By Paul Homewood
A timely intervention by Dr John Constable:
Hydrogen is dangerous; hydrogen is safe; hydrogen is cheap; hydrogen is very expensive; hydrogen is old hat; hydrogen is the future. Hydrogen is… all things to all men, and every one of these contradictory claims is more or less true from some perspective. Whatever hydrogen is, it is a very buoyant gas and makes for the perfect climate political football. Indeed, the authentic promise of hydrogen is rapidly becoming the victim of failing green policies.
As renewables run into the thermodynamic sands all over the world, desperate advocates are covering up their disastrously bad advice by calling for still more ambitious, Net Zero emissions targets. To make these extreme demands look plausible hydrogen is invoked as an energy carrier for those sectors where it is most difficult to create the appearance of decarbonisation.
The United Kingdom is a good example of the emerging European approach. The UK is planning to burn hydrogen rather than natural gas to generate electricity to balance and secure the unstable wind and solar system created by $12 billion a year in subsidy. Hydrogen will replace diesel for agricultural traction and for trucks, and will supply almost all industrial process heat. Converted to ammonia, hydrogen will replace bunker fuels for marine transport. And to ensure that domestic households don’t resort to resistive electric heating when their Ground and Air Source Heat Pumps fail to deliver on the coldest days of the year, every house will have a back-up hydrogen fuelled boiler.
For climate policy makers suffering from Net Zero headaches hydrogen is the universal aspirin. Take as many as you need, and lie down in a darkened room until the news cycle moves on.

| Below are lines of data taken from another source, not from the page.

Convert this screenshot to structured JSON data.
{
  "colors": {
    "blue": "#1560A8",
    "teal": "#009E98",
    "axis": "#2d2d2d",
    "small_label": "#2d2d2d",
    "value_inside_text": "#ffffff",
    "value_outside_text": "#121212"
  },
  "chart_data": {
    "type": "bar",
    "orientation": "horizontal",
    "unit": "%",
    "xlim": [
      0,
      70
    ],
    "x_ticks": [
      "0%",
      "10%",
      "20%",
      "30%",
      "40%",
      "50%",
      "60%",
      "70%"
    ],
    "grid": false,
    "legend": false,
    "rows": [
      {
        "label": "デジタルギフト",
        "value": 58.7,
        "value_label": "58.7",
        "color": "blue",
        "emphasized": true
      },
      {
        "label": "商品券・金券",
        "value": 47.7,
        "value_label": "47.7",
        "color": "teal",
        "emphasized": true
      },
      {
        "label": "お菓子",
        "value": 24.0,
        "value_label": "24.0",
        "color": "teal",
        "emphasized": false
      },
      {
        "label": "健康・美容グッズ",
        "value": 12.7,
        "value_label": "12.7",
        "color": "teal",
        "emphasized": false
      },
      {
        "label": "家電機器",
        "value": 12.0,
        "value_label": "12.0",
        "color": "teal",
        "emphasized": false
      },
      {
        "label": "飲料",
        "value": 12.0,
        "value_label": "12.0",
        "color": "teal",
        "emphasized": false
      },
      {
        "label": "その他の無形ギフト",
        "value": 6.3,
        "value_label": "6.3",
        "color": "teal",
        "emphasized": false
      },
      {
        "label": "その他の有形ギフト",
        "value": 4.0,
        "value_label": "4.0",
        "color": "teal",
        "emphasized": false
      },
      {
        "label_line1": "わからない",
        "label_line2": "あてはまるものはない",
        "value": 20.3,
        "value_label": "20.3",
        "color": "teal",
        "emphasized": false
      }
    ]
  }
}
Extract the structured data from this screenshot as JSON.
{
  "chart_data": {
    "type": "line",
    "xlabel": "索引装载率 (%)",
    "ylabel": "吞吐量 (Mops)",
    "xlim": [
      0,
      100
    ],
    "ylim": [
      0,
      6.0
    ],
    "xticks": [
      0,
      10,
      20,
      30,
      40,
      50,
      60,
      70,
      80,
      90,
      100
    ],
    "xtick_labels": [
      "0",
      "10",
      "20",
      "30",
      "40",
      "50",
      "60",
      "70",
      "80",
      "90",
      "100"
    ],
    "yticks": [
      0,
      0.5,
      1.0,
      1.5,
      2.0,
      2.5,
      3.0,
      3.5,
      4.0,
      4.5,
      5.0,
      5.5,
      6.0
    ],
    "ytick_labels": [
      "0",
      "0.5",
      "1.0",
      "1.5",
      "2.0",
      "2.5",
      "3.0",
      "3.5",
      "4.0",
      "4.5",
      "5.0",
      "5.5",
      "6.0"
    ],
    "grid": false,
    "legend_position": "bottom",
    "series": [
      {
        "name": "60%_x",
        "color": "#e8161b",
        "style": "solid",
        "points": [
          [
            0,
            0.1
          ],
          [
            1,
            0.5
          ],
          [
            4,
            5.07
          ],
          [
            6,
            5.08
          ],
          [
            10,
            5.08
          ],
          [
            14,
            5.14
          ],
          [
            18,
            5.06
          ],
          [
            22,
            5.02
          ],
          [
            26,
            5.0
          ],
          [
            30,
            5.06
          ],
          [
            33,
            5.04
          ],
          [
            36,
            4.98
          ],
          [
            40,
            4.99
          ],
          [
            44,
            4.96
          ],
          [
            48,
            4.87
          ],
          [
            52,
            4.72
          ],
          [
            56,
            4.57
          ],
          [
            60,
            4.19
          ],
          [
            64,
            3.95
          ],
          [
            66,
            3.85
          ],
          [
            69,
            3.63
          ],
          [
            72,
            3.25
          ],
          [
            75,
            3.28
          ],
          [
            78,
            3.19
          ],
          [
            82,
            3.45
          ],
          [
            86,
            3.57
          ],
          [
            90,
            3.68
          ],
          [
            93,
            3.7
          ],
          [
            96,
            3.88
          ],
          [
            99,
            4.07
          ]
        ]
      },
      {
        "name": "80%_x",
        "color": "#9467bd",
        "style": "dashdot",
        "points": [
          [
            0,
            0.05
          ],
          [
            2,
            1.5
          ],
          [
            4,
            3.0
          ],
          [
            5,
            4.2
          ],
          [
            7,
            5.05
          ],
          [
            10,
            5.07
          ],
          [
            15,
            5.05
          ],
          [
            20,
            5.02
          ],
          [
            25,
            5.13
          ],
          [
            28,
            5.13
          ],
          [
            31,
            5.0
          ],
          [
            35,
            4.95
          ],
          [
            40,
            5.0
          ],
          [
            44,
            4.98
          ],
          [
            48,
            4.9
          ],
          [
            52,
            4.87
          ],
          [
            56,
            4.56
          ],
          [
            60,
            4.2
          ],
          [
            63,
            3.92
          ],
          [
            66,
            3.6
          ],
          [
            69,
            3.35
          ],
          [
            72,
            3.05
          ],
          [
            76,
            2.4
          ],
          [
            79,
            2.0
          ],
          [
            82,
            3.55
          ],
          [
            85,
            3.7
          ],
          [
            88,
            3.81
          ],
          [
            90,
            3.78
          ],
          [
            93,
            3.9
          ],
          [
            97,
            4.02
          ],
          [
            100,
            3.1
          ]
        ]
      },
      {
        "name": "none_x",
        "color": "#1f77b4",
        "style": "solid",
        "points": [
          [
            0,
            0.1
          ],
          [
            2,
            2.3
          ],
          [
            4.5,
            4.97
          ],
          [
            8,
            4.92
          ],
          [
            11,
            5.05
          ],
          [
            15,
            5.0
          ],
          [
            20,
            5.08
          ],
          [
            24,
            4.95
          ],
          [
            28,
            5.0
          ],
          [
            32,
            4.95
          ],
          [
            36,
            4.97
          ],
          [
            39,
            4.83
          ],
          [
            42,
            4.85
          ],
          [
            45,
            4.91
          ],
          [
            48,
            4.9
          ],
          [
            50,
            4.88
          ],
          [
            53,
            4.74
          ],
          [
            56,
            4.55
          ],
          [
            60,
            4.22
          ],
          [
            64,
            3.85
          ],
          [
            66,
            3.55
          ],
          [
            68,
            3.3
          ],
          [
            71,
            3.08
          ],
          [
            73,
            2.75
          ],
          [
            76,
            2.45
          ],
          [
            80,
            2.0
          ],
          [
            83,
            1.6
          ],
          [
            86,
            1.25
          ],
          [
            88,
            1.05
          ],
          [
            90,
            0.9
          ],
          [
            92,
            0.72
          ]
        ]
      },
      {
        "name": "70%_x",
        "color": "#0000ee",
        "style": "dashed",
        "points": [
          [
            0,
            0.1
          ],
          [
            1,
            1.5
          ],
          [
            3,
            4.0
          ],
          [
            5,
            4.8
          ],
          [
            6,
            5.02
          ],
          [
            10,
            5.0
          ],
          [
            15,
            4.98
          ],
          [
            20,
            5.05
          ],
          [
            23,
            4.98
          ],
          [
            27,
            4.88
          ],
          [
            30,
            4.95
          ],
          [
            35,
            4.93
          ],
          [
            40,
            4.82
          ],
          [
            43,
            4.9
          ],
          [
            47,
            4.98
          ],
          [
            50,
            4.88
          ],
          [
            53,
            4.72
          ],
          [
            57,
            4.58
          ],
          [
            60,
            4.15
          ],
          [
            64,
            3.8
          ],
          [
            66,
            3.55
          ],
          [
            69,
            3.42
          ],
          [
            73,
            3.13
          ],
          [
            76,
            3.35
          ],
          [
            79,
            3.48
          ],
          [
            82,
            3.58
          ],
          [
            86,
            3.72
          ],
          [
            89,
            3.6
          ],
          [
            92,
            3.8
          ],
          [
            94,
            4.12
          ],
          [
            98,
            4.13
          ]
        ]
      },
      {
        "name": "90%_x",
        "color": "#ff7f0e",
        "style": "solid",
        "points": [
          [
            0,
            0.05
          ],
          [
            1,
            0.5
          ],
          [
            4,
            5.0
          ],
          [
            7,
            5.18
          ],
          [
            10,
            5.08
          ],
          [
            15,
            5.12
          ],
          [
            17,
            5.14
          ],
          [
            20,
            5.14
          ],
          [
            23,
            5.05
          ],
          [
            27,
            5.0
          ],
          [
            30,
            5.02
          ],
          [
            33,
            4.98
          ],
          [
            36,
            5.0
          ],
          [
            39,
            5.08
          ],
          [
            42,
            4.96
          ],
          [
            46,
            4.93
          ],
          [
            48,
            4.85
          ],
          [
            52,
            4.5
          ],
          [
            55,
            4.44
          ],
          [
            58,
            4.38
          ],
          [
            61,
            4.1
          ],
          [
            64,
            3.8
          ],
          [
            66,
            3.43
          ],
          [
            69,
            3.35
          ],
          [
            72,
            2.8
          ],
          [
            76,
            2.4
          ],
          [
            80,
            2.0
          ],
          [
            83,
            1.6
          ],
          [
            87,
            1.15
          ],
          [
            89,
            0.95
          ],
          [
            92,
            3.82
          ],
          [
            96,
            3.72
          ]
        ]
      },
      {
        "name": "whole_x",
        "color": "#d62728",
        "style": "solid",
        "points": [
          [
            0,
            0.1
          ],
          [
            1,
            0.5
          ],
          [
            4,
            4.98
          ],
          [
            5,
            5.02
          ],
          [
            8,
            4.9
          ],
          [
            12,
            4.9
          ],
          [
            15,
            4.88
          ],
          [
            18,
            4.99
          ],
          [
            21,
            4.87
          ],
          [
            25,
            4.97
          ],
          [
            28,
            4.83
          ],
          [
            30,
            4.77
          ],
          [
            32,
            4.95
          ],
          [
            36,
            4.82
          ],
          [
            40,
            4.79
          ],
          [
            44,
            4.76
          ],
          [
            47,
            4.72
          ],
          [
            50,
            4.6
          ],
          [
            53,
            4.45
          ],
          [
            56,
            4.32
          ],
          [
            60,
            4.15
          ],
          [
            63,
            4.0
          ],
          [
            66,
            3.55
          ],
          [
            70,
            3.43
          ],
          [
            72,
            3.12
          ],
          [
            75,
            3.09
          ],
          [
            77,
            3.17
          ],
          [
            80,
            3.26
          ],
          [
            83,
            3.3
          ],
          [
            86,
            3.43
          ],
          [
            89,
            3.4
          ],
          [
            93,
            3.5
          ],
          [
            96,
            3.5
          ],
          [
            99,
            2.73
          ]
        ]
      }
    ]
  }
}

But this desperate face-saving haste means that hydrogen must be generated by two relatively unsophisticated commodity production processes, namely the electrolysis of water and the chemical reforming of natural gas using steam (Steam Methane Reforming). Both processes are acceptable if hydrogen is required for niche and non-energy purposes, but it is a plain foolish to suggest using them for the production of hydrogen as a society-wide energy carrier. There are four principal disadvantages.
Firstly, the costs will be huge. Steam Methane Reformers and electrolysers are expensive to build and to run, and electrolysers at least do not have long plant lives, implying a short capital refreshment cycle. To this we can add the replacement of end conversion devices and the establishment of hydrogen infrastructure, pipelines, and storage systems ranging from tanks to salt caverns.
Secondly, due to conversion and storage losses, hydrogen from electrolysis and SMR can never in principle compete economically with its own input fuels. The consumer will always be better served by using the electricity and natural gas directly. Consequently, there will be substantial competitive advantages for economies that do not hobble themselves with hydrogen.
Thirdly, Steam Methane Reforming emits large quantities of carbon-dioxide, compromising any Net Zero target unless the SMRs are equipped with Carbon Capture and Sequestration, which is expensive and currently unavailable at scale. Indeed, what the current hype around hydrogen reveals is that the global Net Zero targets are in fact critically dependent on methane – the UK plans to derive 80% of its annual 270 TWh of hydrogen from SMRs – and are therefore a gamble on Carbon Capture. But if CCS becomes viable, which is possible, it will be more effective to use the methane directly in Combined Cycle Gas Turbines with CCS, and supply the consumer with electricity, and there would be no reason to make hydrogen, with all its attendant costs, problems and dangers.
Finally, the production of hydrogen from both electrolysis and SMRs uses large quantities of clean, fresh water. The UK’s current hydrogen target would increase national water consumption by between 1 and 2 percent at a time when climate policy advisors are themselves predicting a constrained fresh water supply, with deficits in a quarter of the country’s resource zones towards mid-century.
This is clearly bad hydrogen. Is there a good hydrogen? Perhaps. As long ago as the early 1970s the physicist Cesare Marchetti, then EURATOM, persuaded the Japanese government that hydrogen might have a future as a universal energy carrier if it was generated from a very high quality energy source, such as high temperature nuclear reactors, and through the thermal decomposition of sea-water in the presence of a suitable catalyst. Japan continues to work quietly on this. But the nuclear and chemical engineering problems are of the first order, and results will not come quickly. But at least the concept has authentic physical promise.
Indeed, it is perhaps the only fossil-free energy future that also preserves human well-being. Those jeopardising that future by forcing rapid and sub-optimal adoption of hydrogen in order to prolong the current mal-engineered renewables farce should hang their heads in shame.
For more information about the cost, benefit and limits of hydrogen see John Constable’s new report Hydrogen: The Once And Future Fuel (pdf)
Constableneatly sums up the real reason behind the new found fervour for hydrogen. It is not because hydrogen has anything going for it. It is because the EU has boxed itself into a corner with its disastrous and ill thought out decarbonisation agenda.
Reality has finally dawned that renewable energy cannot do the heavy lifting, and now they have nowhere else to turn.
It reminds me of that song, “There was an old lady who swallowed a fly!”